0. Summary
1. Problem description, background analysis, etc.
2. Model assumptions and symbolic descriptions (list)
3. Model establishment: problem analysis, quoting mathematical propositions, formula derivation, model ⅰ, model ⅱ, etc.
4. Solution of the model: design or selection of calculation method, calculation steps (block diagram), name of software adopted, etc.
5. Results of the model: error analysis, model verification. ...
6. Model evaluation: characteristics, advantages and disadvantages, improvement methods and popularization.
7. Reference
8. Appendix: charts, procedures, etc.
Second, the explanation of some basic contents.
0. Summary
It plays an important role in the evaluation of the whole paper, so you must write carefully (the length cannot exceed one page). During the national review, the quality of the papers will be preliminarily screened according to their abstracts, overall structure and general situation. Poor writing, unclear arguments, unclear organization, the judges no longer read the text, and the paper was eliminated.
Abstract is the essence of the full text, and it should be pointed out that:
Mathematical classification of (1) model (what type does it belong to mathematically, such as dynamic programming, stability of differential equations, etc. )
(2) the concept of modeling (ideas)
(3) Algorithm idea (solution idea)
(4) Model characteristics (model advantages and disadvantages, algorithm characteristics, result test, sensitivity analysis, model test, etc.). )
(5) Main results (numerical results and conclusions) (answer all the "questions" raised by the topic)
Note that sentences must be accurate, concise, fluent and neat, and must be carefully proofread.
1. Restatement of the problem
Briefly restate the original question, but don't copy it, but restate it from a mathematical point of view.
2. Model assumptions
According to the scoring principle, the rationality of basic assumptions accounts for an important proportion.
In order to make reasonable assumptions according to the conditions and requirements in the topic, the key assumptions are indispensable to meet the meaning of the topic.
3. Establishment of the model
(1) Mathematical modeling is to solve problems by mathematical methods. First of all, there must be mathematical models: mathematical formulas, equations, schemes, etc. Require completeness, correctness and conciseness.
(2) The model should be practical and effective, based on the principle of effectively solving problems, and not pursue high (level) and difficult (degree) mathematics. If it can be solved by elementary methods, there is no need for advanced methods; If it can be solved by simple methods, there is no need for complicated methods; If you can use a method that most people can understand, you don't need a method that only a few people can understand.

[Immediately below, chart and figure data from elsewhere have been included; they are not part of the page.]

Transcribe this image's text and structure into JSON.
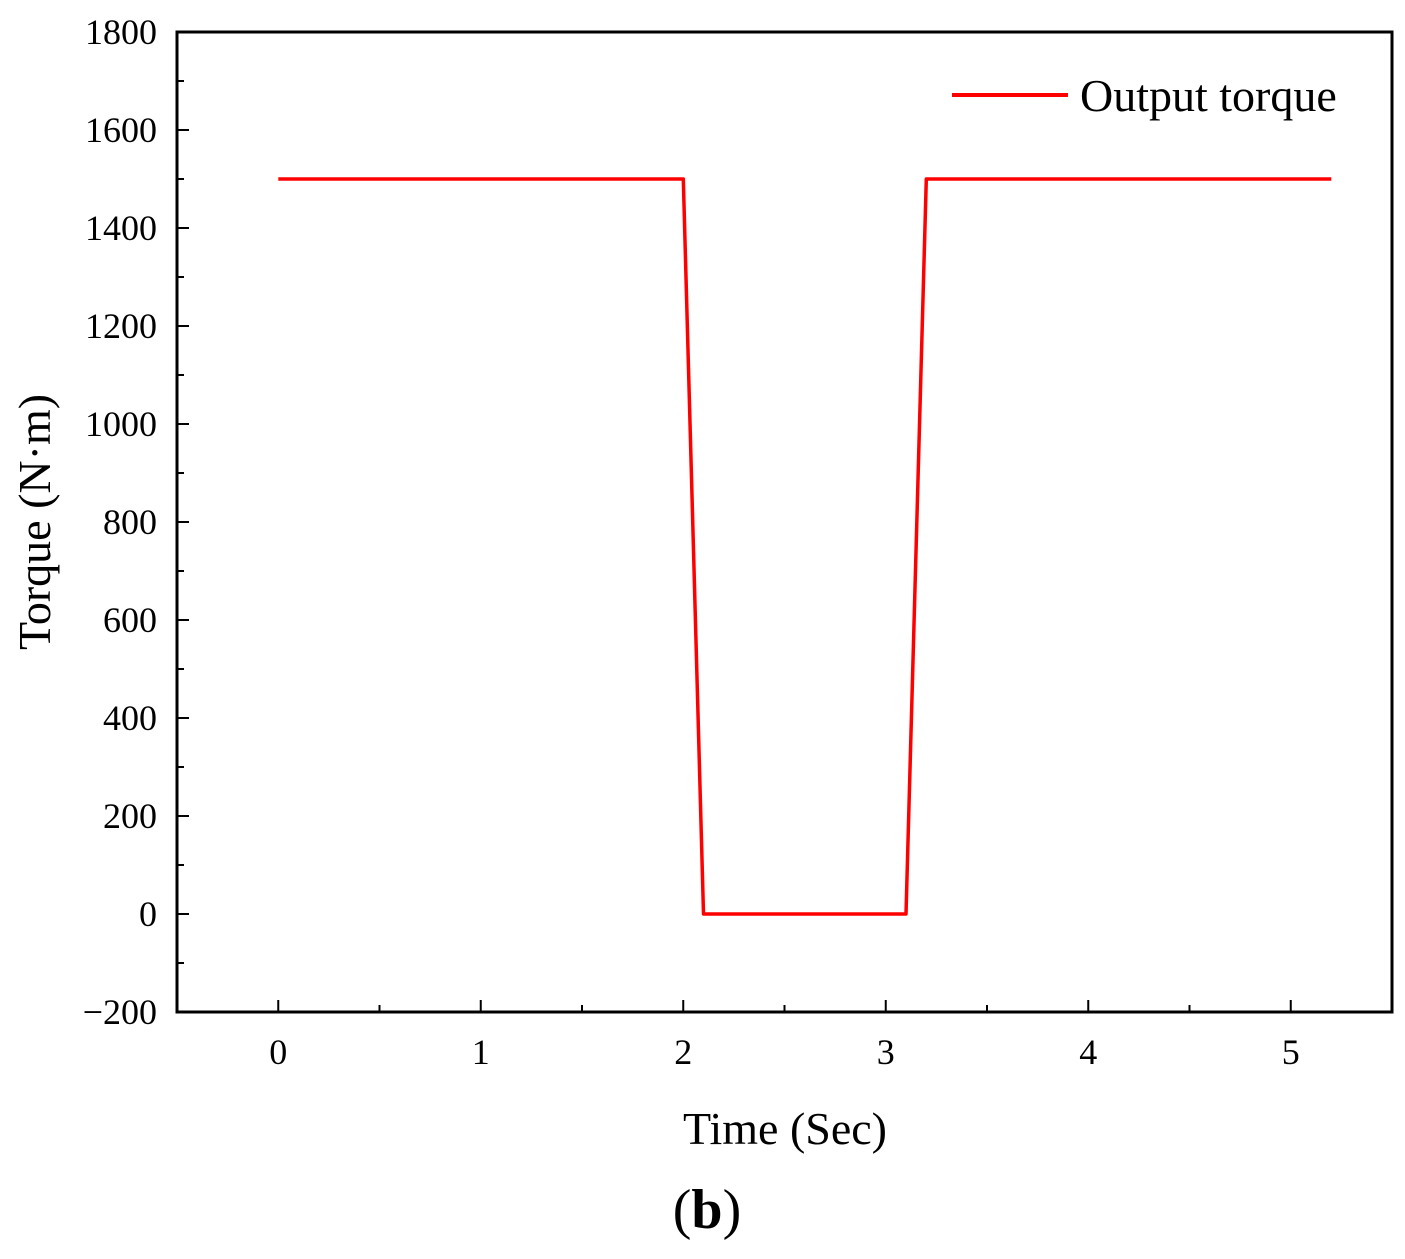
{
  "chart_data": {
    "type": "line",
    "title": "",
    "xlabel": "Time (Sec)",
    "ylabel": "Torque (N·m)",
    "xlim": [
      -0.5,
      5.5
    ],
    "ylim": [
      -200,
      1800
    ],
    "xticks": [
      0,
      1,
      2,
      3,
      4,
      5
    ],
    "yticks": [
      -200,
      0,
      200,
      400,
      600,
      800,
      1000,
      1200,
      1400,
      1600,
      1800
    ],
    "ytick_labels": [
      "−200",
      "0",
      "200",
      "400",
      "600",
      "800",
      "1000",
      "1200",
      "1400",
      "1600",
      "1800"
    ],
    "grid": false,
    "legend_position": "top-right",
    "series": [
      {
        "name": "Output torque",
        "color": "#ff0000",
        "x": [
          0,
          2.0,
          2.1,
          3.1,
          3.2,
          5.2
        ],
        "y": [
          1500,
          1500,
          0,
          0,
          1500,
          1500
        ]
      }
    ]
  },
  "panel_label": {
    "open": "(",
    "letter": "b",
    "close": ")"
  }
}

(3) Encourage innovation, but be pragmatic. Mathematical model innovation can be embodied in the model (good ideas, good methods, good strategies, etc.). ); Model solving (good algorithm, good steps, good program); Expression of results (eye-catching, chart, analysis, test, etc.). ); This model is being popularized.
4. Model solving
(1) When a mathematical proposition needs to be established, the statement of the proposition should conform to the norms of the mathematical proposition and be as rigorous as possible.
(2) The principle, basis and steps of the algorithm need to be explained. If existing software is used, the reason and software name should be stated.
(3) In the calculation process, the intermediate results are unnecessary and need not be listed.
(4) Try to get a reasonable numerical result.
5. The results of the model
(1) The correctness or rationality of the final numerical results is the first;
(2) Check the numerical results or simulation results when necessary. When the result is incorrect, unreasonable or has a large error, analyze the reasons and modify and improve the algorithm, calculation method or model;
(3) The questions, numerical results and conclusions required to be answered in the topic must be listed one by one;
(4) Consider whether it is necessary to list multiple groups of data, and compare and analyze the data to provide a basis for proposing various schemes;
(5) The results should be centralized, eye-catching, intuitive and easy to compare and analyze.
(6) When necessary, discuss the answers to questions qualitatively or regularly. The final conclusion should be clear.
6. Model evaluation
(1) explain the characteristics, foster strengths and avoid weaknesses.
(2) Change the original requirements, and you can re-model here.
(3) when promoting or improving the direction, it should be reasonable and feasible, and don't play with new mathematical terms.
7. Reference
List according to regulations.
8. Appendix
(1) The main result data should be listed in the text.
(2) Data and tables can be listed here, but don't be wrong, and the wrong ones would rather not be listed.
Third, thinking and work planning before writing the answer sheet
There should be an overall arrangement in advance:
(1) What questions need to be answered on the answer sheet-what problems need to be solved in modeling;
(2) How to answer questions-how to express the results;
(3) What key data should be listed in each question-what key data should be calculated in modeling;
(4) For each quantity, list one or more groups of numbers-whether to calculate one or more groups of numbers. ...
List the items in one breath. Never think about it, write it there, it's messy.